Açız aç!

Eve ekmek götüremiyoruz!

Alacaklılar kapıda!

Yarın ne olacak?

Biz de bu ülkenin vatandaşıyız, bize el uzatacak olan yok mu?

Milyonlarca ses haykırıyor.

Milyonlarca insan çaresiz çare arıyor.

Ama yok!

*

Sıkıntı korona.

Sıkıntı virüs.

Sıkıntı salgın.

Sıkıntı ölüm.

Ölümü elbette herkes tadacak da, kimse işkence çekerek ölmek istemiyor ki!

Ölüm gele hoş gele de!

Bu ölüm hoş gelmiyor.

Öldürmeden önce öyle bir çektiriyor ki!

Nefes alamıyorsun nefes!

*

Şu koronalı günlerde salgını fırsata çevirenler var.
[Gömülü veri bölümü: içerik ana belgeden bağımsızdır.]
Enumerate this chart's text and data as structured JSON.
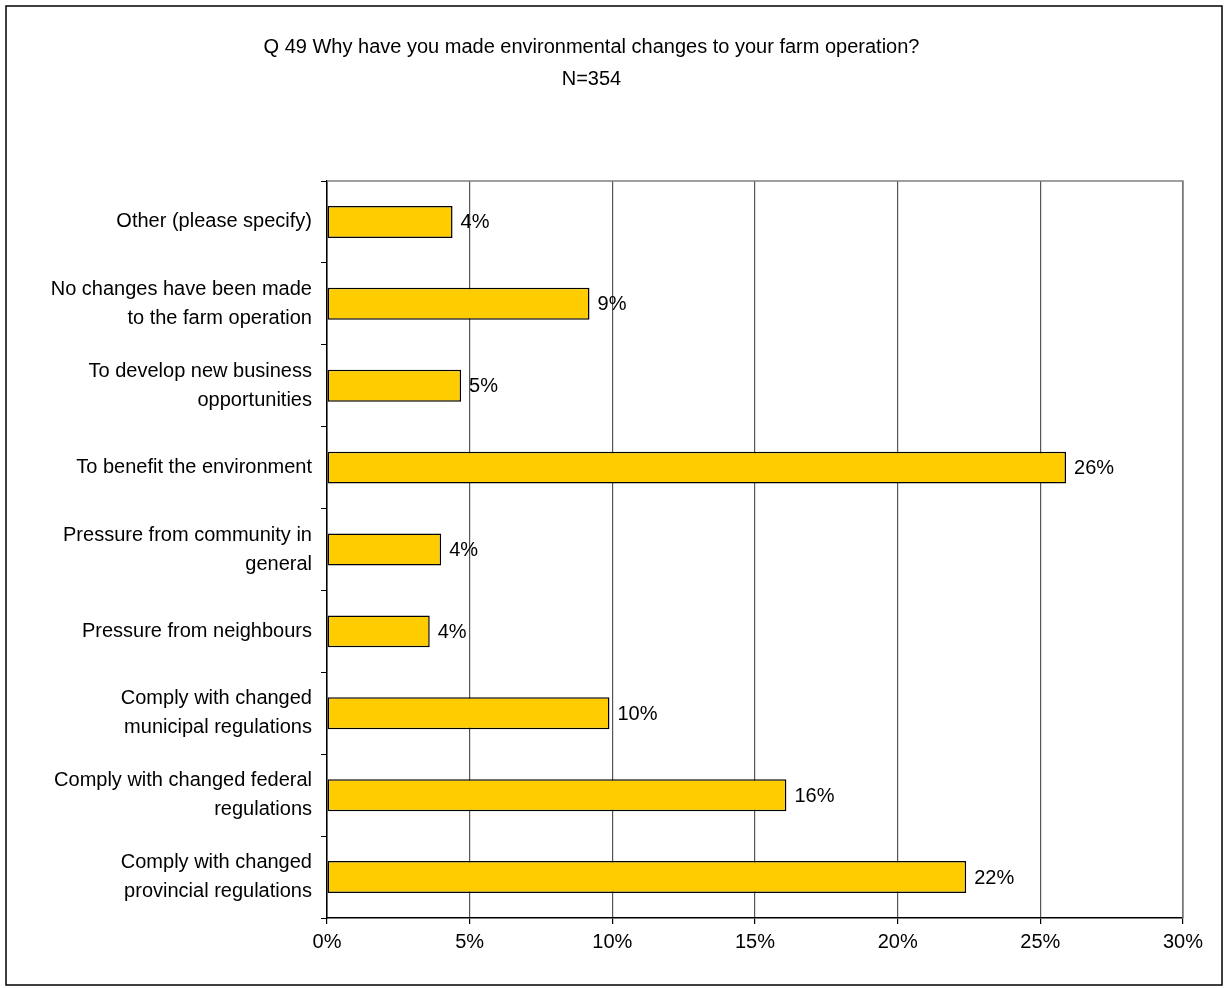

Lüp lüp yeme peşindekiler, vatandaşın “açız!” çığlıklarını umursamadan, ceplerini daha çok doldurmanın peşinde.

Gelsin paracıklar.

Yığılsınlar istif istif!

Oysa insan olmanın erdeminde olanlar, kendi çaplarında şu virüslü günleri paylaşarak atlatabilmenin mücadelesini veriyorlar.

Çam sakızı çoban armağanı.

Allah ne verdiyse artık.

Peki doymak bilmeyenler ne yapıyor?

Vur ha vur!

Vuruyorlar.

Kaptırdıkları zamları esnetmeden vuruyorlar.

Kim mi bunlar?

Elektrik ve doğalgaz rantçıları.

Bir tanesinden en küçük bir jest duydunuz mu?

Dediler mi, elektrik ve doğalgaz ücretlerini indirdik!

Borcu olanların şu rakama kadar olanlarını sildik.

Duydunuz mu?

Duymadınız, duyamazsınız.

Evden çıkma yasakları bile bunların işine yarıyor.

Daha çok elektrik ve doğalgaz tüketimleri ile göbeklerini şişirenler, Türk halkının inim inim inlemesinden hiç etkilenmeden, “ben karıma (doğrusu kârıma) bakarım!” havasındalar.

İnsana dokunan işte bu.

Ulusal seferberlikte en önde koşması gerekenler şu salgında ortalıkta yok/yoklar!

Yok oğlu yok!

Şimdi biri çıkıp da, bu kış elektrik ve doğalgaz bedava dese.

Diyebilse.

Ne olur?

Batar mı şu elektrik ve doğalgaz şirketleri?

Ne mümkün efendim ne mümkün de!

Durum şu, kim diyecek?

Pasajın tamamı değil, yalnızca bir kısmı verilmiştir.